No puedo asegurar con precisión cuándo sucedió -seguramente, un mes de agosto de finales de los 90-, pero sí conservo como envasadas al vacío las sensaciones del día en el que me enamoré de La Rosaleda. Aquel olor a césped inundando mis pulmones, el sol del anochecer filtrándose por los vomitorios de la Tribuna hasta el terreno de juego o la inmensidad de un estadio contemplado tras una de las porterías desmontadas durante las vacaciones de verano los guardo bajo llave en mi memoria sensorial.

No era la primera vez que había visitado ‘La Bombonera’. Crecí en una familia futbolera pero nada forofa. De aquellas que iban al estadio con resignación una vez cada lustro. De las que llevaban al chiquillo al campo como quien lo sube a un tiovivo, para tenerlo un rato entretenido. Una de esas familias que aún lloraba los restos todavía calientes de un club histórico recién desaparecido. De las que pensaban que, aun vistiendo los mismos colores y con el mismo apellido en el escudo, aquello no era lo mismo y -lo que resultaba más desolador- jamás se aproximaría al legado del difunto. Coincidencias a casi 800 kilómetros de Las Gaunas.

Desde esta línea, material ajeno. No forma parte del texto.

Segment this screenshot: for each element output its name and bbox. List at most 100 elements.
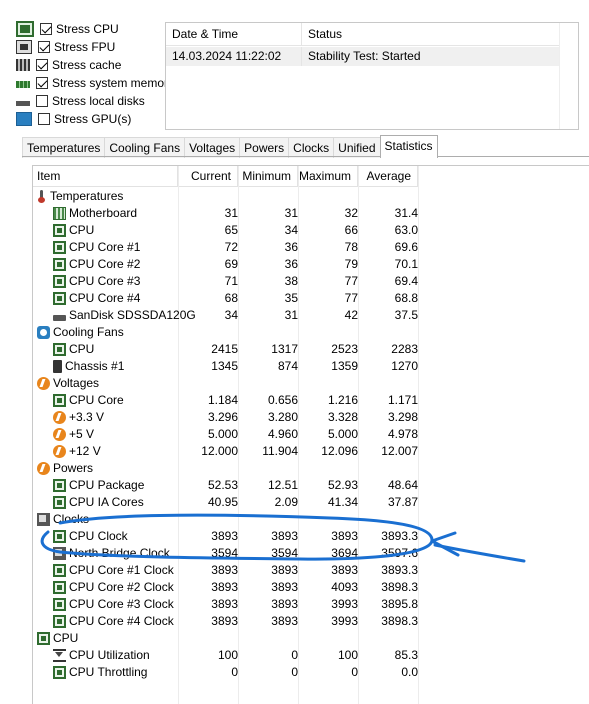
stress-option-stress-gpu-s[interactable]: Stress GPU(s) (16, 110, 131, 128)
group-row[interactable]: Temperatures (33, 188, 418, 205)
table-row[interactable]: CPU Throttling 0 0 0 0.0 (33, 664, 418, 681)
group-row[interactable]: Cooling Fans (33, 324, 418, 341)
cell-average: 37.87 (387, 495, 418, 509)
table-row[interactable]: CPU 2415 1317 2523 2283 (33, 341, 418, 358)
stress-option-stress-local-disks[interactable]: Stress local disks (16, 92, 145, 110)
checkbox[interactable] (38, 41, 50, 53)
row-label: CPU (53, 631, 79, 645)
column-header-minimum[interactable]: Minimum (238, 166, 298, 187)
row-label: Powers (53, 461, 94, 475)
row-name: Powers (37, 460, 93, 477)
stress-option-stress-fpu[interactable]: Stress FPU (16, 38, 115, 56)
cell-current: 3.296 (207, 410, 238, 424)
column-header-datetime[interactable]: Date & Time (166, 23, 302, 45)
tab-temperatures[interactable]: Temperatures (22, 137, 106, 158)
cell-maximum: 78 (344, 240, 358, 254)
cell-average: 68.8 (394, 291, 418, 305)
cell-maximum: 3893 (331, 563, 358, 577)
cell-current: 12.000 (201, 444, 238, 458)
disk-icon (53, 314, 66, 321)
cpu-chip-icon (53, 530, 66, 543)
column-header-current[interactable]: Current (178, 166, 238, 187)
cell-minimum: 3893 (271, 597, 298, 611)
cell-minimum: 31 (284, 206, 298, 220)
cpu-chip-icon (53, 598, 66, 611)
stress-option-stress-system-memory[interactable]: Stress system memory (16, 74, 174, 92)
table-row[interactable]: CPU IA Cores 40.95 2.09 41.34 37.87 (33, 494, 418, 511)
cell-current: 3893 (211, 563, 238, 577)
table-row[interactable]: CPU Core #2 69 36 79 70.1 (33, 256, 418, 273)
table-row[interactable]: CPU Core #3 71 38 77 69.4 (33, 273, 418, 290)
stress-option-stress-cache[interactable]: Stress cache (16, 56, 121, 74)
table-row[interactable]: North Bridge Clock 3594 3594 3694 3597.6 (33, 545, 418, 562)
cell-minimum: 0 (291, 665, 298, 679)
table-row[interactable]: CPU Core 1.184 0.656 1.216 1.171 (33, 392, 418, 409)
grid-header: Item Current Minimum Maximum Average (33, 166, 418, 187)
row-name: Clocks (37, 511, 89, 528)
group-row[interactable]: Clocks (33, 511, 418, 528)
tab-unified[interactable]: Unified (333, 137, 381, 158)
column-header-status[interactable]: Status (302, 23, 558, 45)
cell-minimum: 12.51 (267, 478, 298, 492)
group-row[interactable]: Voltages (33, 375, 418, 392)
voltage-icon (37, 377, 50, 390)
grid-rows: Temperatures Motherboard 31 31 32 31.4 CPU 65 34… (33, 188, 418, 681)
tab-clocks[interactable]: Clocks (288, 137, 335, 158)
voltage-icon (37, 462, 50, 475)
table-row[interactable]: CPU Core #4 68 35 77 68.8 (33, 290, 418, 307)
cell-maximum: 52.93 (327, 478, 358, 492)
checkbox[interactable] (36, 59, 48, 71)
tab-voltages[interactable]: Voltages (184, 137, 241, 158)
cpu-chip-icon (53, 275, 66, 288)
tab-cooling-fans[interactable]: Cooling Fans (104, 137, 186, 158)
table-row[interactable]: +3.3 V 3.296 3.280 3.328 3.298 (33, 409, 418, 426)
stress-option-stress-cpu[interactable]: Stress CPU (16, 20, 119, 38)
row-label: CPU Throttling (69, 665, 148, 679)
row-name: CPU Clock (53, 528, 128, 545)
tab-statistics[interactable]: Statistics (379, 135, 438, 158)
table-row[interactable]: CPU Core #1 72 36 78 69.6 (33, 239, 418, 256)
column-header-average[interactable]: Average (358, 166, 418, 187)
tab-powers[interactable]: Powers (239, 137, 290, 158)
table-row[interactable]: CPU Core #2 Clock 3893 3893 4093 3898.3 (33, 579, 418, 596)
cell-average: 1270 (391, 359, 418, 373)
cell-minimum: 4.960 (267, 427, 298, 441)
table-row[interactable]: +5 V 5.000 4.960 5.000 4.978 (33, 426, 418, 443)
cell-current: 40.95 (207, 495, 238, 509)
cell-maximum: 4093 (331, 580, 358, 594)
table-row[interactable]: SanDisk SDSSDA120G 34 31 42 37.5 (33, 307, 418, 324)
checkbox[interactable] (38, 113, 50, 125)
status-log[interactable]: Date & Time Status 14.03.2024 11:22:02 S… (165, 22, 579, 130)
status-log-row[interactable]: 14.03.2024 11:22:02 Stability Test: Star… (166, 47, 578, 66)
cell-average: 2283 (391, 342, 418, 356)
column-header-item[interactable]: Item (33, 166, 178, 187)
row-label: CPU (69, 342, 95, 356)
row-label: Voltages (53, 376, 100, 390)
group-row[interactable]: CPU (33, 630, 418, 647)
cell-maximum: 1359 (331, 359, 358, 373)
table-row[interactable]: CPU Core #4 Clock 3893 3893 3993 3898.3 (33, 613, 418, 630)
cpu-chip-icon (53, 479, 66, 492)
statistics-grid[interactable]: Item Current Minimum Maximum Average Tem… (32, 165, 589, 704)
cell-current: 3893 (211, 580, 238, 594)
table-row[interactable]: Motherboard 31 31 32 31.4 (33, 205, 418, 222)
table-row[interactable]: CPU Package 52.53 12.51 52.93 48.64 (33, 477, 418, 494)
group-row[interactable]: Powers (33, 460, 418, 477)
column-header-maximum[interactable]: Maximum (298, 166, 358, 187)
table-row[interactable]: CPU Core #3 Clock 3893 3893 3993 3895.8 (33, 596, 418, 613)
table-row[interactable]: +12 V 12.000 11.904 12.096 12.007 (33, 443, 418, 460)
row-name: CPU Utilization (53, 647, 150, 664)
checkbox[interactable] (40, 23, 52, 35)
table-row[interactable]: Chassis #1 1345 874 1359 1270 (33, 358, 418, 375)
cell-maximum: 5.000 (327, 427, 358, 441)
checkbox[interactable] (36, 77, 48, 89)
table-row[interactable]: CPU Utilization 100 0 100 85.3 (33, 647, 418, 664)
table-row[interactable]: CPU Core #1 Clock 3893 3893 3893 3893.3 (33, 562, 418, 579)
status-log-scroll-area[interactable] (559, 23, 578, 129)
cell-current: 52.53 (207, 478, 238, 492)
cell-current: 5.000 (207, 427, 238, 441)
cpu-chip-icon (37, 632, 50, 645)
table-row[interactable]: CPU Clock 3893 3893 3893 3893.3 (33, 528, 418, 545)
table-row[interactable]: CPU 65 34 66 63.0 (33, 222, 418, 239)
checkbox[interactable] (36, 95, 48, 107)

Sin embargo, aquella tarde-noche de agosto, asomado a La Rosaleda gracias al generoso portero del estadio, sentí que todo era posible y que algún día una provincia volvería a disfrutar del fútbol de élite. Carlos Lasheras, que un par de años atrás jugó sobre mismo césped, puede asegurar que la posibilidad de volver al fútbol profesional era, cuando menos, un acto de fe por los continuos batacazos de un club acomplejado por su pasado no tan lejano. Y la fe no mueve montañas, pero sí alimenta la ilusión precisa para acercar los sueños al terreno de la realidad.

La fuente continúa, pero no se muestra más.